If you prefer you can go in and create your own fighting machine, either from presets and sliders, or put yourself at the mercy of the game's attempts to map your face via webcam or an uploaded photo of your choice. Just as comically useless as the system utilised in Facebreaker, the end results end up barely even looking like you belong to the same species - but it's the thought that counts. Aside from cosmetics, you can also pick from numerous fighting and block styles, and fiddle around with stats to complete your creation. You can use your personalised bruiser in all areas of the game, from one-off bouts against real fighting legends to settling scores with your mates off and online.

The influence of height, weight and speed advantage is reflected far more convincingly this time.

Perhaps more interesting in the long run is to try and prove your worth in the Legacy career mode, where you can either choose an existing real-life violent hero or one of your own twisted creations. Taking this route puts you right at the bottom of the ladder as a young rookie, and your stats and abilities get well and truly neutered in the process - regardless of whether, like me, you picked Muhammad Ali, thinking foolishly that it might gain you a crafty edge.

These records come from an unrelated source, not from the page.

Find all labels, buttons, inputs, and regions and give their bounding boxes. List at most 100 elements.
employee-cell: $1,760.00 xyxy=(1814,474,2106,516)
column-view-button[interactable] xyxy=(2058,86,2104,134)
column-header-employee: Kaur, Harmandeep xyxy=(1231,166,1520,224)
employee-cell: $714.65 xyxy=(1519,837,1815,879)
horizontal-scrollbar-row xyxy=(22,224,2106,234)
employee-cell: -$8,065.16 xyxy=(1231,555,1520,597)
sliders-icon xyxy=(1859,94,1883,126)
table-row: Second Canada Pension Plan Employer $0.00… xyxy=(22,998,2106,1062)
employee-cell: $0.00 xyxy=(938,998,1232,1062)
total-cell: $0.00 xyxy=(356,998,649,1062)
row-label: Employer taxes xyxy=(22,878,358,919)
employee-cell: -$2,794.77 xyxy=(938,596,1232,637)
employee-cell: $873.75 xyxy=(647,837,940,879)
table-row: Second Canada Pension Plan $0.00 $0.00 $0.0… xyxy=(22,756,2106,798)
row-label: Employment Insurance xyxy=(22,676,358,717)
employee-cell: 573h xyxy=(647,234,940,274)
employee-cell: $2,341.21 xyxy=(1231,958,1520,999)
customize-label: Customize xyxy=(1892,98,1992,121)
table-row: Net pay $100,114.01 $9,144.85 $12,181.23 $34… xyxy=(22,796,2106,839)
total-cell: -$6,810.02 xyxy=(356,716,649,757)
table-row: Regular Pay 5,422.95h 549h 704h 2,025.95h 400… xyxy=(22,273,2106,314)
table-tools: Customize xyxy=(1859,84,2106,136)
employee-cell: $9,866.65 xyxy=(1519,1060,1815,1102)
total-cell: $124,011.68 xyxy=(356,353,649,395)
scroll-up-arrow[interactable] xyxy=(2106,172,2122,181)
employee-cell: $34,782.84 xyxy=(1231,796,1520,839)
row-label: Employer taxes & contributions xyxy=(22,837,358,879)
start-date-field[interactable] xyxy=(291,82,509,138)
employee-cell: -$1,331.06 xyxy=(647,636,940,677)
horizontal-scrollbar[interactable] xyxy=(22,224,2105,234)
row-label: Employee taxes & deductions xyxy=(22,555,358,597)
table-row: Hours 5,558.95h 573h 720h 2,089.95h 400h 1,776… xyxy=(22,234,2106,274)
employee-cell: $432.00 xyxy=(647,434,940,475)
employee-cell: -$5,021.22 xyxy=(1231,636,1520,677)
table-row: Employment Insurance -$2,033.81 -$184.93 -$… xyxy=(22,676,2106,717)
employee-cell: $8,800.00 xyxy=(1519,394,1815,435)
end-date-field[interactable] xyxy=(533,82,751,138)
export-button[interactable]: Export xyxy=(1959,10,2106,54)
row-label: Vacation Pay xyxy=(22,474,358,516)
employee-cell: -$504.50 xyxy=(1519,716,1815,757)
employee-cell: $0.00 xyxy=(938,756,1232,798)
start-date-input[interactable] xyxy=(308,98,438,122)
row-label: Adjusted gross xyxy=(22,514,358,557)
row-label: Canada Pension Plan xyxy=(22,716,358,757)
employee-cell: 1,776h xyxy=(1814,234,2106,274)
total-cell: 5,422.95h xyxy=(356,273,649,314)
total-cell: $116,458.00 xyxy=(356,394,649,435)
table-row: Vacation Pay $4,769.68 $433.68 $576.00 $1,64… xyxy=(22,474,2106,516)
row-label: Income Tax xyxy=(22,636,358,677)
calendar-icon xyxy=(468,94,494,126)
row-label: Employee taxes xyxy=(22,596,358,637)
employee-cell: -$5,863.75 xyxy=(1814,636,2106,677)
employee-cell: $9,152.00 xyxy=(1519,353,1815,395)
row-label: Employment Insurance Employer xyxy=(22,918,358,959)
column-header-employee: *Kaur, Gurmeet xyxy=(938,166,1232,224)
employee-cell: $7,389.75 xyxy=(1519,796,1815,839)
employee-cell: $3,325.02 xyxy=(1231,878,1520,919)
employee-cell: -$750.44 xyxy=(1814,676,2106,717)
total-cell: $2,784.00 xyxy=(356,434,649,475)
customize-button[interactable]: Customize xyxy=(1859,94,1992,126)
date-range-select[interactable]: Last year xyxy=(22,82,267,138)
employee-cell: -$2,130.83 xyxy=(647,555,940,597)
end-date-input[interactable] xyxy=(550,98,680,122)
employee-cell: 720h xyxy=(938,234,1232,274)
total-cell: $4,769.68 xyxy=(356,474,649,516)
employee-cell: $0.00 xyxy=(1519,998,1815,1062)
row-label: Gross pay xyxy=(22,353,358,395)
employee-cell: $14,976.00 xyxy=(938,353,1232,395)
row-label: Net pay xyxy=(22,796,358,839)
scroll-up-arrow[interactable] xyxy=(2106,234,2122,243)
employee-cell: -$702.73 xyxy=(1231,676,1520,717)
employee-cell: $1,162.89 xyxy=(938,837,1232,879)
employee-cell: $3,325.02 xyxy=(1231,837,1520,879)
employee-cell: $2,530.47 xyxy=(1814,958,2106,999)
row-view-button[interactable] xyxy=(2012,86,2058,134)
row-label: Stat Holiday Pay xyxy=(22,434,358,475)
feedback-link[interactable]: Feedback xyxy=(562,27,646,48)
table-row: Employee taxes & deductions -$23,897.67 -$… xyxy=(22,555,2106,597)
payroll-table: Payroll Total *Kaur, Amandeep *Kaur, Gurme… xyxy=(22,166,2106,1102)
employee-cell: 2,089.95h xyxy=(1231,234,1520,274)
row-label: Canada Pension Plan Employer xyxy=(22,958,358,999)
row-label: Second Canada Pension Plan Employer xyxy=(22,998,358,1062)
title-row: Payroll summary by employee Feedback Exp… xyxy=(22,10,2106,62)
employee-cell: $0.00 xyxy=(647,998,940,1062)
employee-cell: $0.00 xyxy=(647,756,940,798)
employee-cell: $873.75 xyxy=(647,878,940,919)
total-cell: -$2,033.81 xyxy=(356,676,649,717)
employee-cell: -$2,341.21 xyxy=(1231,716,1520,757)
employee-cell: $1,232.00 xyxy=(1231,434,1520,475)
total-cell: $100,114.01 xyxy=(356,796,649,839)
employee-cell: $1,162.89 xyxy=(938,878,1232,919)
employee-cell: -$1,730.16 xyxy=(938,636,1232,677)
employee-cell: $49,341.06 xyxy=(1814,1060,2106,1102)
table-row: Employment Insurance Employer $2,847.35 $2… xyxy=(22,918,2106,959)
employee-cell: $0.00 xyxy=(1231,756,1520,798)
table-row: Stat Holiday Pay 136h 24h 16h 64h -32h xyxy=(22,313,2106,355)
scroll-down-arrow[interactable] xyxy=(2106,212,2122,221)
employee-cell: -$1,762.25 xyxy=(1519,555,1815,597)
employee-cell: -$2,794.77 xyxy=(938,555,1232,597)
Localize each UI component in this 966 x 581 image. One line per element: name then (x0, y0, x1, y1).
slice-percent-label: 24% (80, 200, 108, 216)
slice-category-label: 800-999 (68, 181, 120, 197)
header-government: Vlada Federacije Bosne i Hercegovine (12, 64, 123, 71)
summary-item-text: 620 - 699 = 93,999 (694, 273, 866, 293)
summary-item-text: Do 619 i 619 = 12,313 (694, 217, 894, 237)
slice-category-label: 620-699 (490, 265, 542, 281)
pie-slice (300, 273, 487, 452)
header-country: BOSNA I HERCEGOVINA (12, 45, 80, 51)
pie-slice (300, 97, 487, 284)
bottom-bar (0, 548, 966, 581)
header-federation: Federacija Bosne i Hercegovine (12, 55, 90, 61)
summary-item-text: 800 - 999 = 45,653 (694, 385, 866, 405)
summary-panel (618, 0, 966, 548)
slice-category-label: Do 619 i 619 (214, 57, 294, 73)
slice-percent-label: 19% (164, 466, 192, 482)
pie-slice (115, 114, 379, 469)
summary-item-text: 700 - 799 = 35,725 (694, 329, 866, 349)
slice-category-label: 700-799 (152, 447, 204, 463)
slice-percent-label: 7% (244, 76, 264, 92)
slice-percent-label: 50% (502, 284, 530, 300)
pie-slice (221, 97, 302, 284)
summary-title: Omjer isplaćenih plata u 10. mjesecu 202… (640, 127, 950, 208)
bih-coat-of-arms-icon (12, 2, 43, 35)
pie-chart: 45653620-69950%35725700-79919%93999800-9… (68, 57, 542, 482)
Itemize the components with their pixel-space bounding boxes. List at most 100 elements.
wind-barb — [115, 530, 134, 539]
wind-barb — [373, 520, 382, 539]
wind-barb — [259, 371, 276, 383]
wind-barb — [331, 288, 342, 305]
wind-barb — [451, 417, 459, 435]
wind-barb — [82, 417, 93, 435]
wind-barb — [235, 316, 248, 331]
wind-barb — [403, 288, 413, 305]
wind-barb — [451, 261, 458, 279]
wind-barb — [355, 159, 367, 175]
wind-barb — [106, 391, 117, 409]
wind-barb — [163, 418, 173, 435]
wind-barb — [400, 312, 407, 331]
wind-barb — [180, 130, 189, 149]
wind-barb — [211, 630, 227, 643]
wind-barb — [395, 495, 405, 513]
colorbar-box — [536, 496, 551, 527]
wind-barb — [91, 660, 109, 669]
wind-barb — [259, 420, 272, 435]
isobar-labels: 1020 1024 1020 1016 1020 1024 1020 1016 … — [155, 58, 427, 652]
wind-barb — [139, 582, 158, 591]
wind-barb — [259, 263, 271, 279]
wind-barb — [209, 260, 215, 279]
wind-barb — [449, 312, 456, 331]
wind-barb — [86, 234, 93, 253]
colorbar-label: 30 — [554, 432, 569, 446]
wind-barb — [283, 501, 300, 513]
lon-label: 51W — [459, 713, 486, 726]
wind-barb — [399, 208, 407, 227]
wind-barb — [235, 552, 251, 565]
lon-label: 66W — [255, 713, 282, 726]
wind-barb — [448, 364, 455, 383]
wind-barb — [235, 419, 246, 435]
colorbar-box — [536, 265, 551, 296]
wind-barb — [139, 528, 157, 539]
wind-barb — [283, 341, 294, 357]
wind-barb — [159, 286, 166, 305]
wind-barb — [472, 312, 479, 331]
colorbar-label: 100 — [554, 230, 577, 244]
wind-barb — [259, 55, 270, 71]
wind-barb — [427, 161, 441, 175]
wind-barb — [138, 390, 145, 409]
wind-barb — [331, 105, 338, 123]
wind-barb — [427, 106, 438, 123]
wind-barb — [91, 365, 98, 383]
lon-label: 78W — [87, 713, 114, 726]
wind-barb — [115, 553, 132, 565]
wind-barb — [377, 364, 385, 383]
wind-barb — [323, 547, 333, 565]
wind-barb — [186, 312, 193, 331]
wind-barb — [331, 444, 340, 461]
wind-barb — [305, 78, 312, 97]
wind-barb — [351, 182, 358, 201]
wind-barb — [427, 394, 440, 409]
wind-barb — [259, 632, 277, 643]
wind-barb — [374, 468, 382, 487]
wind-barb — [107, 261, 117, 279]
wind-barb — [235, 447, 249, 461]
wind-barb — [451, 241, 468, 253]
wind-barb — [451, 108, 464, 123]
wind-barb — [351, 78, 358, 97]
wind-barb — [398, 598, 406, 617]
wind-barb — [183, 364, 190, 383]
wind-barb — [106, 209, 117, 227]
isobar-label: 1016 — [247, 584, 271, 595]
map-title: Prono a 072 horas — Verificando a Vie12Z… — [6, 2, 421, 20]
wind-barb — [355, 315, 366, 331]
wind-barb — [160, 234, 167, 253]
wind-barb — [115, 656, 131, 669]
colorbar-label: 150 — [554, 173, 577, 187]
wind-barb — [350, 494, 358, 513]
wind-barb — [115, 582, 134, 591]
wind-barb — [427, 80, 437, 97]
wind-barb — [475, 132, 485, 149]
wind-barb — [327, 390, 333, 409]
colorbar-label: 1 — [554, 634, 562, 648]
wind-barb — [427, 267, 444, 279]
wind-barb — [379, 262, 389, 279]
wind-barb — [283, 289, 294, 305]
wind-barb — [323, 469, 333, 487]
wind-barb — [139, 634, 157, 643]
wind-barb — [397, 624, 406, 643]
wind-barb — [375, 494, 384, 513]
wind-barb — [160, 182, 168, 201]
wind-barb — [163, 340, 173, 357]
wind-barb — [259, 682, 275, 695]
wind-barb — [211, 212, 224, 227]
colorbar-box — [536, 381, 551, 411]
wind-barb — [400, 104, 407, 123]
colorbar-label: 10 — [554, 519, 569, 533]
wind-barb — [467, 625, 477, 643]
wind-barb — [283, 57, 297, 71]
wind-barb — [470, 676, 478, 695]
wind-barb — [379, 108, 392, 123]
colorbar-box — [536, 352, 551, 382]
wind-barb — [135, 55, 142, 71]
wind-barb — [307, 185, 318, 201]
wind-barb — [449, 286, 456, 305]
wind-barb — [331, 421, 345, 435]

Unlike with the forgiving early stages of FNR3's career mode, the sequel wastes no time in providing a stern challenge. Controls are broadly in line with the previous Total Punch Control system, with a combination of trigger commands and stick movements accounting for your upper and lower body movements, blocks and punches. As a system, the way it's laid out makes it easy to learn the basics - a variety of punch types are assigned to appropriate directions on the right stick, so punches are mapped to the side of the body you want to hit as well as mirroring where you want them to land. For example a blow to the left side of the head is achieved by pushing diagonally left, while a more powerful right hook involves pushing right then literally hooking the stick up in one swift motion. It takes longer to pull off, but the results are deadlier.